In those states, builders continue to safely build houses and staff job sites, with even more flexible regulations than Gianforte’s.
Decisions like that helped Montana’s construction sector grow 12.3% between February 2020 and February 2022. Data released by the U.S. Bureau of Labor Statistics in March 2022 shows that 34,700 Montanans were employed in the construction sector in February, up from 30,900 in February of 2020.
In Montana and across the country, reducing ratios has proven to lower costs and enable companies to expand apprenticeship opportunities to new entrants to the trades at rates commensurate to their ability and experience.
Another reason to do it: Powerful labor unions benefit significantly from higher apprentice-to-journeyman ratios, while small businesses suffer.
Unions are comprised of many skilled workers across multiple jobsites and employers, giving them a larger pool of journeymen who can oversee an apprentice, making it easier for them to comply with apprentice-to-journeyman ratios than it is for small contractors, who would have to hire more journeymen to gain an apprentice.

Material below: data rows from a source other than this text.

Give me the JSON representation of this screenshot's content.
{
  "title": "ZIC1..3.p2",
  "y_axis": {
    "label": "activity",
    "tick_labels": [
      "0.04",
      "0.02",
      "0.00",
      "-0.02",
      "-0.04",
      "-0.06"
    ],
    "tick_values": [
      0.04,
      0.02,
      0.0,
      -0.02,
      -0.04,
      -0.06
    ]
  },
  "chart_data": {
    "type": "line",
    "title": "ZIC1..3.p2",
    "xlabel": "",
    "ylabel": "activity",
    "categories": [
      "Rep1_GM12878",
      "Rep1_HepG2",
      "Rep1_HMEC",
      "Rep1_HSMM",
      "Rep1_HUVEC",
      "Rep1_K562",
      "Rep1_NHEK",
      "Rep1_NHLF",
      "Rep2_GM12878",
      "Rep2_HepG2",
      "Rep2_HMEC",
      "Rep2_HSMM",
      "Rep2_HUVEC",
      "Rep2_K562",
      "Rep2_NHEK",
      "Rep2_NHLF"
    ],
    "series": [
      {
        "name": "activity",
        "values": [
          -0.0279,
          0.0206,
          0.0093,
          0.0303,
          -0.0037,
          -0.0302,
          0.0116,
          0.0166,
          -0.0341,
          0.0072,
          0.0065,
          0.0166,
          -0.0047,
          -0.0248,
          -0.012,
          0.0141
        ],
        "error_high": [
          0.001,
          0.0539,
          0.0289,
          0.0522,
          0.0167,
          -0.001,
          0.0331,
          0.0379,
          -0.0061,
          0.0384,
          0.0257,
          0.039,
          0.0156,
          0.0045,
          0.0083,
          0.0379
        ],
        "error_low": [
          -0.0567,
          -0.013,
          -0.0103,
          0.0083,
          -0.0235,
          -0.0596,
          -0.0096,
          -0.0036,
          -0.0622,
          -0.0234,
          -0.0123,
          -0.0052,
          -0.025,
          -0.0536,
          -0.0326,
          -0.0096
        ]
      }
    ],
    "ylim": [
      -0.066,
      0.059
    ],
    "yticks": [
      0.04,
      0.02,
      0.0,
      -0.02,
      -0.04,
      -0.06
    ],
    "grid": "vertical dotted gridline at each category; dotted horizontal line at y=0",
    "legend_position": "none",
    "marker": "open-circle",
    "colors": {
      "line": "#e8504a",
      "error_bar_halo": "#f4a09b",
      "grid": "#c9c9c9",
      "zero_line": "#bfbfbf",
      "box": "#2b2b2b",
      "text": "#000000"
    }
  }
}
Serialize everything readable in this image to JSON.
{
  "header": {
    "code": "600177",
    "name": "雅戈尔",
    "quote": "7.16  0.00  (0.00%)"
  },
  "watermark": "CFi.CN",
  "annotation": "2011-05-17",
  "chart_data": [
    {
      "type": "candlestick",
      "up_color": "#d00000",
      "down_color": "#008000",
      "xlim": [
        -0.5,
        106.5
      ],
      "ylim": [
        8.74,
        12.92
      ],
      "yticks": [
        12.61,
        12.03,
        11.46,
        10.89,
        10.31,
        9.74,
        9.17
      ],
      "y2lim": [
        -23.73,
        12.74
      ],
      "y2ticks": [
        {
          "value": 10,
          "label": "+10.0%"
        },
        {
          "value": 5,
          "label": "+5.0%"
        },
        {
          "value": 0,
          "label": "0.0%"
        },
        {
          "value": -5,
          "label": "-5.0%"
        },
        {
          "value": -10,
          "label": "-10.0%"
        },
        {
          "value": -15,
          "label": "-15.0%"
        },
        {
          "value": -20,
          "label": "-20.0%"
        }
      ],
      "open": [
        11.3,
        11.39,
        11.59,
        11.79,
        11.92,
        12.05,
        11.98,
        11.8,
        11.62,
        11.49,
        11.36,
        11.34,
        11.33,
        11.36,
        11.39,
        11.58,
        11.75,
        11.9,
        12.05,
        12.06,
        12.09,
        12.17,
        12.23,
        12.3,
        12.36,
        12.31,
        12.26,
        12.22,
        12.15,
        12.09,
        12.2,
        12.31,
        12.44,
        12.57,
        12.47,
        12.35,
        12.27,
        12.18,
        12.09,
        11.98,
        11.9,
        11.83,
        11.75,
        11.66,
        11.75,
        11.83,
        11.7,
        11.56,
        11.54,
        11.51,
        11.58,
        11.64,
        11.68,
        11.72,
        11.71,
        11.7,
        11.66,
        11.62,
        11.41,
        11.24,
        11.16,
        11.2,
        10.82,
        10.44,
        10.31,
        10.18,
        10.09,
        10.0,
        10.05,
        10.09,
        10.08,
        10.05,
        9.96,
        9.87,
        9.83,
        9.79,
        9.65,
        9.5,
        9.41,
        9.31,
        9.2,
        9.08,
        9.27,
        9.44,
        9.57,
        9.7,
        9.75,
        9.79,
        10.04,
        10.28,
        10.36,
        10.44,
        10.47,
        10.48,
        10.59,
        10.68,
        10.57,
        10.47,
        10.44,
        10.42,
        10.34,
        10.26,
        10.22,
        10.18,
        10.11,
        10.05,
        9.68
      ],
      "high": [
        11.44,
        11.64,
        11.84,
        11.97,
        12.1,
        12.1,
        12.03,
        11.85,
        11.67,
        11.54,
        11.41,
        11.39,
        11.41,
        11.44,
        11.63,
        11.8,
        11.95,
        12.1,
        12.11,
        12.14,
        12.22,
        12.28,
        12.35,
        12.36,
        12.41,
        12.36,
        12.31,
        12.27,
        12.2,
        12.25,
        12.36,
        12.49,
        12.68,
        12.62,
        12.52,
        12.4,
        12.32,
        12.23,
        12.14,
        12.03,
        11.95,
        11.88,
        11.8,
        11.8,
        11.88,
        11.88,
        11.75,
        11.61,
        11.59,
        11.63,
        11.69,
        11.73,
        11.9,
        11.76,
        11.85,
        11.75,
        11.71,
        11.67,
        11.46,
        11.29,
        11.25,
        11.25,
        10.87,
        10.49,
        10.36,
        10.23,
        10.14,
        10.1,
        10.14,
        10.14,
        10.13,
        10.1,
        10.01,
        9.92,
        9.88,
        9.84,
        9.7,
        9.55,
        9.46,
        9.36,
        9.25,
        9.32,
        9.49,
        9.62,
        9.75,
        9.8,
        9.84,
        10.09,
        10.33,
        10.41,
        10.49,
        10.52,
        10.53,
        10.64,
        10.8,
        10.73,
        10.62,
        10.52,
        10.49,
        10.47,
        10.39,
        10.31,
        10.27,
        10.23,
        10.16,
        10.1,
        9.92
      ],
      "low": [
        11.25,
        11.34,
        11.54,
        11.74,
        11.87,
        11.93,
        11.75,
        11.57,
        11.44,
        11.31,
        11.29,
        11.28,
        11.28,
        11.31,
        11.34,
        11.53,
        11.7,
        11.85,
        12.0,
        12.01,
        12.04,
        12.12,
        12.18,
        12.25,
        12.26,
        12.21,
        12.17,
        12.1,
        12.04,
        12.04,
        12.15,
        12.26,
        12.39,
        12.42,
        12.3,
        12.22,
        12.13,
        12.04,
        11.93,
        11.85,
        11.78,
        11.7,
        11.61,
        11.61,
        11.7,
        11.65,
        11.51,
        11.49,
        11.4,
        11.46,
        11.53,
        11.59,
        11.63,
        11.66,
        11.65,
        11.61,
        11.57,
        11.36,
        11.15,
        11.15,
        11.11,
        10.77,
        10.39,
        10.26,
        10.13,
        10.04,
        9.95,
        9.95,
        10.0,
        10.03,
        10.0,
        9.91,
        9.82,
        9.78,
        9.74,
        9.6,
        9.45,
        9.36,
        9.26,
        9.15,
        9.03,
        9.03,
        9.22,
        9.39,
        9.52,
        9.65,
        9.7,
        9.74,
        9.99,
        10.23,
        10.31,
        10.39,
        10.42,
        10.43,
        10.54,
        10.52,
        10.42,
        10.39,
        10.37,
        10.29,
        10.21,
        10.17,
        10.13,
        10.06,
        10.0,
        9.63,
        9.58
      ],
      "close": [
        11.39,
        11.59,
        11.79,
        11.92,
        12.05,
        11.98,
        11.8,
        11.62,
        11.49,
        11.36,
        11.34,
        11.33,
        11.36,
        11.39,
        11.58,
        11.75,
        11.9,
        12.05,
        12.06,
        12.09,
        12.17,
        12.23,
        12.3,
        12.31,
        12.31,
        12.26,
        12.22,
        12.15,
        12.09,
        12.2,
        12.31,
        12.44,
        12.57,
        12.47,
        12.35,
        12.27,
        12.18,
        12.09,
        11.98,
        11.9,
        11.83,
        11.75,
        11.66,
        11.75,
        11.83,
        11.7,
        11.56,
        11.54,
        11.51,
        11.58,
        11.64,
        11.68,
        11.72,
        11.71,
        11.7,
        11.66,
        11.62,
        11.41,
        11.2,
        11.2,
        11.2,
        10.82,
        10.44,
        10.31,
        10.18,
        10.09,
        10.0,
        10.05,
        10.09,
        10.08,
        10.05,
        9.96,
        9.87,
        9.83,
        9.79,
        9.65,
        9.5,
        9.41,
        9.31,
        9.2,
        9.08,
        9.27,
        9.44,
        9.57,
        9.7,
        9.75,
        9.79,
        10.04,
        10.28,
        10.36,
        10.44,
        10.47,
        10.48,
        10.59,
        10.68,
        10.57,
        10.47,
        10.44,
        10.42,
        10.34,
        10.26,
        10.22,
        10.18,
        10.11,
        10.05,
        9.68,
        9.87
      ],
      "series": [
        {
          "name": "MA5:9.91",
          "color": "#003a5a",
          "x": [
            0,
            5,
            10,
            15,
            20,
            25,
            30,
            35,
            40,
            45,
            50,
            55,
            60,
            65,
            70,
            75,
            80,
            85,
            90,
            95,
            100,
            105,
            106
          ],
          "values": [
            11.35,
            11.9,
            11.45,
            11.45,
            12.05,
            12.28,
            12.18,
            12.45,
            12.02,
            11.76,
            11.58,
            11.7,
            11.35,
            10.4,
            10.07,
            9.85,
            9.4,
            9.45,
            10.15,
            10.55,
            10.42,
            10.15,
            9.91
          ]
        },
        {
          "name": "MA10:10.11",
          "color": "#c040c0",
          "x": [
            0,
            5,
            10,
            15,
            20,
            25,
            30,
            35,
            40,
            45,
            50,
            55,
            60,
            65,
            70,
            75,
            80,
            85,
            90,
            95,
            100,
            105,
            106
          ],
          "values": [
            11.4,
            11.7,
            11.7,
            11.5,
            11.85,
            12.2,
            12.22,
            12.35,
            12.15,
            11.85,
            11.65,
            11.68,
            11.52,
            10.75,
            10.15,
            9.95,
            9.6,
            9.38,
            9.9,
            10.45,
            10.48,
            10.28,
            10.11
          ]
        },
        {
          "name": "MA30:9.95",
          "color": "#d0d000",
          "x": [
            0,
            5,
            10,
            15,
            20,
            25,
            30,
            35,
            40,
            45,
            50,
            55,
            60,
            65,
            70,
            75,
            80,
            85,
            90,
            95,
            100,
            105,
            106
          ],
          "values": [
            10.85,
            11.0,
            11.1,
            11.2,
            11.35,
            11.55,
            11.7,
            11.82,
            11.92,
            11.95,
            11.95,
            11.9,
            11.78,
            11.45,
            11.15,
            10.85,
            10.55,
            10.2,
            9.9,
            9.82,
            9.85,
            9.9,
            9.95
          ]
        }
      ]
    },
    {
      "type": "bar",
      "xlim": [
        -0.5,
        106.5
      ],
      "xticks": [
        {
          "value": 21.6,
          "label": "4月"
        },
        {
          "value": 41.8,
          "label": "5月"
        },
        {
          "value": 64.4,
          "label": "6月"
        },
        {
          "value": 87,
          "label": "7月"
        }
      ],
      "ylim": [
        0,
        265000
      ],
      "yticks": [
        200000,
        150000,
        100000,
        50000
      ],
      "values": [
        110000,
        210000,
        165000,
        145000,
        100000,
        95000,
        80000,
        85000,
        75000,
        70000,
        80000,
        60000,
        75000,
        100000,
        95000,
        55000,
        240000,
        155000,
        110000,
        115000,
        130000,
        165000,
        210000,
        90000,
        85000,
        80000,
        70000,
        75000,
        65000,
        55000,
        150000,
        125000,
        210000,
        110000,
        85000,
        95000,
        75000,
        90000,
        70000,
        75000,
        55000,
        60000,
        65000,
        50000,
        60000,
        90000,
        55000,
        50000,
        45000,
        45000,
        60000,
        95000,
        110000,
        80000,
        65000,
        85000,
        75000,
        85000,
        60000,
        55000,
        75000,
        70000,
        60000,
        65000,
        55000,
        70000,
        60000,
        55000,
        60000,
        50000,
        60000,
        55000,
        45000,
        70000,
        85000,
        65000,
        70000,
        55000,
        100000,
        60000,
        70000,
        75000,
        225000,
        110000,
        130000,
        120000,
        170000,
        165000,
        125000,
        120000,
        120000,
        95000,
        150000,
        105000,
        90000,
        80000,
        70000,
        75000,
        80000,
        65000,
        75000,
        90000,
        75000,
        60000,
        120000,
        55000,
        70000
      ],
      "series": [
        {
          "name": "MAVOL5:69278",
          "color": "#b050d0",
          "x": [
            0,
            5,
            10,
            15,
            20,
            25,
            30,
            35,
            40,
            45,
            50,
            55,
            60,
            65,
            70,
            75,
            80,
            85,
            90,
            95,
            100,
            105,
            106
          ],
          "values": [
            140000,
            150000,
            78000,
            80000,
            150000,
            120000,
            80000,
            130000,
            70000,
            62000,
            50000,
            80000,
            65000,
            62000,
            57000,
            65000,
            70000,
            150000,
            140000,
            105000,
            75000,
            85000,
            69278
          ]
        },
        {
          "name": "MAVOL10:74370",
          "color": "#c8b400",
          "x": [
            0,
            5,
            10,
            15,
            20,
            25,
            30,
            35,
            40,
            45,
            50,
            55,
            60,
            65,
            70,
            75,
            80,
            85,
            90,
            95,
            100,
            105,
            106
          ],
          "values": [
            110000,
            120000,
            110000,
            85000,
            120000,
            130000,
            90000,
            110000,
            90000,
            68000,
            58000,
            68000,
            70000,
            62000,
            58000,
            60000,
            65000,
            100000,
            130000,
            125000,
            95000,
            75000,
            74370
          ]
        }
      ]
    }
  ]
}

This gives unions a significant advantage when competing against small businesses in a short labor market.
Additionally, when companies are hiring, workers can still enter an apprenticeship program if they are not selected by the company due to being over their ratio limit.
Those apprentices are considered “trade extension students” and are able to attend class at night like apprentices and get credit for that, but they can’t count their on-the-job training hours that they are earning during the day and are needed to complete the programs.
Those trade extension students are in the same classes as apprentices from the companies where they work, but they don’t get the same credit for their work hours during the day because they aren’t considered apprentices.
That puts them at a career-altering disadvantage compared to their apprentice counterparts, and everybody loses. This is just another example of a simple problem that could be fixed by reducing ratios.
According to the Bureau of Labor Statistics, the construction industry needs 2.5 million workers to satisfy the demand created by federal infrastructure legislation.
Prior to the Infrastructure Investment and Jobs Act, Delaware’s Department of Labor identified construction as the third-fastest-growing industry throughout the next five years.
Without the infrastructure bill, the department estimated the industry would need to immediately fill 5,380 positions to meet demand. That number is significantly higher now.
One way Delaware can fill that void and maintain a competitive edge over neighboring states is by following Montana’s lead and reducing apprentice-to-journeyman ratios.
Doing so will be especially important as the state seeks contracts to complete more than $1.2 billion worth of infrastructure improvements authorized by the federal infrastructure bill.
Kathleen Rutherford is executive director of A Better Delaware, a nonpartisan public policy and political advocacy organization that supports pro-growth, pro-jobs policies and greater transparency and accountability in state government.